Le Médecin – C’est que, Monsieur, je suis à la recherche de malades dignes de m’occuper, qui présentent de fréquents accès de dépression ou d’exaspération, de bonnes fièvres avec inflammation des méninges, de splendides transports au cerveau, et j’ai ouï dire que le corps enseignant était atteint magnifiquement de tous ces symptômes.
Le Malade – Je vous suis obligé, Monsieur, des bontés que vous avez pour moi.
Le Médecin – Cela n’est rien. Qui est à présent votre médecin ?
Le Malade – Monsieur Sarkozy.
Le Médecin – Cet homme-là n’est point écrit dans mes tablettes parmi les grands médecins. Quels médecins voyiez-vous avant lui ?
Le Malade – J’ai consulté Monsieur de Villepin, Monsieur Raffarin et Monsieur Jospin
Le Médecin – Tous ces « ins, ins » ne me disent rien qui vaille. Y avait-il avec eux des apothicaires ?
Le Malade – Monsieur Jospin avait un apothicaire nommé Monsieur Allègre. Ce joyeux drille me traitait de mammouth et avait fabriqué une potion amaigrissante, qui ne m’a point réussi, pas plus qu’à lui-même, d’ailleurs. Il était accompagné d’une assistante nommée Dame Royal, qui voulait à toute force que j’écrive sur des bulletins que tout allait bien, quand tout allait mal.
Le Médecin – Par ma foi, je ne connais point ces gens-là. De quoi disent-ils que vous êtes malade ?
Le Malade – Monsieur Sarkozy dit que c’est de ne pas assez travailler, et d’autres disent que c’est de ne point faire de séquences.
Le Médecin, après avoir pris le pouls du malade - Ce sont tous des ignorants. C’est du collège que vous êtes malade.
Le Malade – Du collège ?
Le Médecin – Oui. Que sentez-vous ?
Le Malade – Je sens très souvent des douleurs de tête.
Le Médecin – Le collège.
Le Malade – J’ai quelquefois des maux de cœur.
Le Médecin – Le collège.
Le Malade – Il me prend parfois des démangeaisons dans les mains, comme si j’avais envie de frapper quelqu’un.
Le Médecin – Le collège.
Le Malade – Et à d’autres moments, j’ai envie de pleurer toutes les larmes de mon corps.
Le Médecin – Le collège, le collège, vous dis-je. Que vous ordonne votre médecin pour votre traitement ?

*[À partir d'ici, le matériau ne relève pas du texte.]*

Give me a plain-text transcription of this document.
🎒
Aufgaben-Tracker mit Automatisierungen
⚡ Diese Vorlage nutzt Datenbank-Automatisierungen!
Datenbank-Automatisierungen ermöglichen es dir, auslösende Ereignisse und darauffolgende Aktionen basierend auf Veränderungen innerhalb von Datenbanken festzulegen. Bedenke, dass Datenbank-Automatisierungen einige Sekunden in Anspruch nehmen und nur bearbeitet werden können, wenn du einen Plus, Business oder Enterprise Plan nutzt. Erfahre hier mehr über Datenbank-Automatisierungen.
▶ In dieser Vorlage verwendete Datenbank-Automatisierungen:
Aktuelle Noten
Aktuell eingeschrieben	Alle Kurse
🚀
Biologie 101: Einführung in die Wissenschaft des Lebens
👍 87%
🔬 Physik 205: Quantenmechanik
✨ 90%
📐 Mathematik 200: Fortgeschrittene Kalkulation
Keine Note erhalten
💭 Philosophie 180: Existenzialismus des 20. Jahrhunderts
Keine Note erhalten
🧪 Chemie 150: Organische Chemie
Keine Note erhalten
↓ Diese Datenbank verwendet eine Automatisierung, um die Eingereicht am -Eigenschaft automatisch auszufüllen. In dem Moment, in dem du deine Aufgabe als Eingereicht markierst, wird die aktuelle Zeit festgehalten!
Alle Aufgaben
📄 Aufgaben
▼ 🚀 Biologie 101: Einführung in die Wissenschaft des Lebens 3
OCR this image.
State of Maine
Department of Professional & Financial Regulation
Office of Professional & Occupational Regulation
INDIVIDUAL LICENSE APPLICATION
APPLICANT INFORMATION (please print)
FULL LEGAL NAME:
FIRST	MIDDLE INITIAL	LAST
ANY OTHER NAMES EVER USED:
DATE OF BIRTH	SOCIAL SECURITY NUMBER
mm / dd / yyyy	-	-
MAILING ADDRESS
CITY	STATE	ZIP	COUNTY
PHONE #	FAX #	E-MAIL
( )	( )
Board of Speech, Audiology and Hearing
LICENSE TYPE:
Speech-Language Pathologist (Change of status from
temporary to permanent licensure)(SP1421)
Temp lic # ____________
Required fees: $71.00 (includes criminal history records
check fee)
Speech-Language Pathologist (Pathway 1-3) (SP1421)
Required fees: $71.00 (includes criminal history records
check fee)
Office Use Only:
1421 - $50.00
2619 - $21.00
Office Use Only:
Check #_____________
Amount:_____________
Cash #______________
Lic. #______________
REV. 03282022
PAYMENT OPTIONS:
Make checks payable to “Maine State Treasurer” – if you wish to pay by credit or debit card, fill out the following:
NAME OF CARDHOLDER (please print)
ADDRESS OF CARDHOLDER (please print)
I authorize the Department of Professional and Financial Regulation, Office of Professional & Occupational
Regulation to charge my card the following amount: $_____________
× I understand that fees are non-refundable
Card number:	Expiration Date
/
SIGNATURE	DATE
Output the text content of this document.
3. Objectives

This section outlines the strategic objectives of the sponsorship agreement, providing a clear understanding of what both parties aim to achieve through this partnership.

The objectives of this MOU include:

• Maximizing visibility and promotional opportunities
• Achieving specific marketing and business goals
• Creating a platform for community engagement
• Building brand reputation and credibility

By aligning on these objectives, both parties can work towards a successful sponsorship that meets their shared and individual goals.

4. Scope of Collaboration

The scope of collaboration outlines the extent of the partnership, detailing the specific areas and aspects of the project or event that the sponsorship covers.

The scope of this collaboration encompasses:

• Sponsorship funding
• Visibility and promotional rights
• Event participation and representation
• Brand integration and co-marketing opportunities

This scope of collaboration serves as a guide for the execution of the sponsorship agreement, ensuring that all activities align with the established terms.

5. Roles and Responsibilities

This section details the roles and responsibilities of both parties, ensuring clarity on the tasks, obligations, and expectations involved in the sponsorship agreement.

Le Malade – Il m’ordonne de bien ancrer mon discours dans la situation d’énonciation.
Le Médecin – Ignorant.
Le Malade – De me placer dans un cadre spatio-temporel et d’adopter le point de vue interne, autrement appelé la focalisation.
Le Médecin – Ignorant.
Le Malade – De repérer sans faute les phrases jussives, inchoatives et dialogiques.
Le Médecin –Ignorant.
Le Malade – Aussi, de choisir bien soigneusement les déictiques, selon la valeur aspectuelle de l’énoncé.
Le Médecin - Ignorant .
Le Malade – De manier avec une précision machinique les outils de la langue.
Le Médecin – Ignorant.
Le Malade – De bien discerner quels sont les actants, les adjuvants, les opposants, tant chez le destinataire que chez le destinateur.
Le Médecin –Ignorant.
Le Malade – Et surtout, de ne pas confondre les modes, les modalisateurs, et la modélisation, en tenant fort grand compte du lexique évaluatif.
Le Médecin – Ignorantus, ignoranta, ignorantum. Il vous faut revenir à la littérature ; et, pour vous remonter le cœur qui est un peu bas, il vous faut déguster de la poésie bien succulente, des pièces de théâtre bien savoureuses, des romans d’une moelle bien substantifique, des essais légers au pourchas et hardis à la rencontre, de bons gros films, de bonnes opérettes bien grasses, et des opéras délicieusement nourrissants.
Le Malade – Ce traitement-là me convient fort bien. Mais quel remède me proposez-vous, si je suis malade du collège, comme vous dites ?
Le Médecin – Le remède à cela ? Rien n’est plus simple : il faut prendre votre retraite, et aller goûter au dehors la littérature et les arts.
Le Malade – Ah ! que voilà en effet un remède des plus ingénieux ! Viens, ô Médecin, que je t’embrasse pour ce mot. Et que les Sarkozy, Villepin, Raffarin et Jospin ne prétendent plus nous guérir, pas plus que leurs apothicaires !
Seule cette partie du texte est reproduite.